Kim Boggs, de anciana, contando la historia de Edward a su nieta Julie.
            –Soy Julie, la nieta de Kim.

            –¿Y Kim?

            –Murió hace quince años.

            Una baldosa del suelo fue mojada por una lágrima. Edward se llevó las manos a la cabeza y se cortó la frente sin querer. Julie se asustó. Él le explicó que era normal que pasara eso.

            El diario entró por abajo de la puerta. En la portada, una foto de la casa de Edward. El titular: “Se demolerá casa abandonada para instalar un lujoso complejo hotelero”.

Casa de Edward Scissorhands.
                –Ahora entiendo por qué te fuiste –dijo ella– Voy a preparar el desayuno.

            En los siguientes días, los arbustos del barrio adquirieron formas impensables, la televisión habló de “El joven manos de tijera”, en las redes sociales no se comentaba otra cosa, la revista Cosmopolitan elogió la tendencia Edward en cortes de pelo, el Museo de Arte Moderno pagó millones por exhibir unas esculturas de hielo, las madres rezongaron a sus hijos por jugar a ponerse tijeras entre los dedos.

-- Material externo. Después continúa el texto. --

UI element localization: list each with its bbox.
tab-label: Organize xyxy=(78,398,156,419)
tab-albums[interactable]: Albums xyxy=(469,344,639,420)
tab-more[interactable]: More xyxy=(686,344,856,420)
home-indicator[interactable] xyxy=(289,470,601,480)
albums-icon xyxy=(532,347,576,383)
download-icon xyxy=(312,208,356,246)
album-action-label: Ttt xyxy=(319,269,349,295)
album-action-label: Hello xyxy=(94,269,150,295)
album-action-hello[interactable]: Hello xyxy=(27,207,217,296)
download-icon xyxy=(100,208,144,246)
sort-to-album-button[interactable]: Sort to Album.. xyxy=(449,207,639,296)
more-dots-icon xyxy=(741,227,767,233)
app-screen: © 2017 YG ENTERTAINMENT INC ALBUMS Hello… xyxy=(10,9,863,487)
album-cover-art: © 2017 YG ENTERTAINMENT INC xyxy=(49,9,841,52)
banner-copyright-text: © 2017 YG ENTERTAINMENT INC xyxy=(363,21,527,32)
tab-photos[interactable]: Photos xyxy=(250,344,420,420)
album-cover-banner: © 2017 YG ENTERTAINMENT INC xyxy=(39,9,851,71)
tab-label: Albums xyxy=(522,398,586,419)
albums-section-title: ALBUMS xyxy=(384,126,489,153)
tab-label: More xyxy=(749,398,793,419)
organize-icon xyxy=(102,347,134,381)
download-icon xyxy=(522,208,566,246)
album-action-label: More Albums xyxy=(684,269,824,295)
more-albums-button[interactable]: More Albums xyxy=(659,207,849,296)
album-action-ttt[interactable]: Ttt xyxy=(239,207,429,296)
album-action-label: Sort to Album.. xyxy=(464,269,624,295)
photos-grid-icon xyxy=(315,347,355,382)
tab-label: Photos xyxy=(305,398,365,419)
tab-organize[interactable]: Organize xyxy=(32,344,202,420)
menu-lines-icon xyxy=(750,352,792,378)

Meme sobre Edward, compartido por varios usuarios de Facebook.
            Una vez Edward se preguntó si debía haber vuelto antes a buscar a Kim. Pero pensó que Julie no existiría si él hubiera llegado a tiempo. Solo verla caminar por la casa, imaginar a Kim contándole su historia, los cuadernos corregidos siempre con una dedicación apasionante, todo eso lo hacía alegrarse por haber guardado silencio, porque todo indicaba que Kim había sido feliz.

            Si hubiera vuelto, nada de eso hubiera pasado. Solo él y Kim, un amor imposible entre un ser humano y un invento, que sus propias manos de tijera se iban a encargar de cortar. Lo único que queda es el recuerdo perfecto de aquél beso. Y cuando algo llega a ser tan perfecto e imposible al mismo tiempo, nada mejor que inmortalizarlo con el silencio.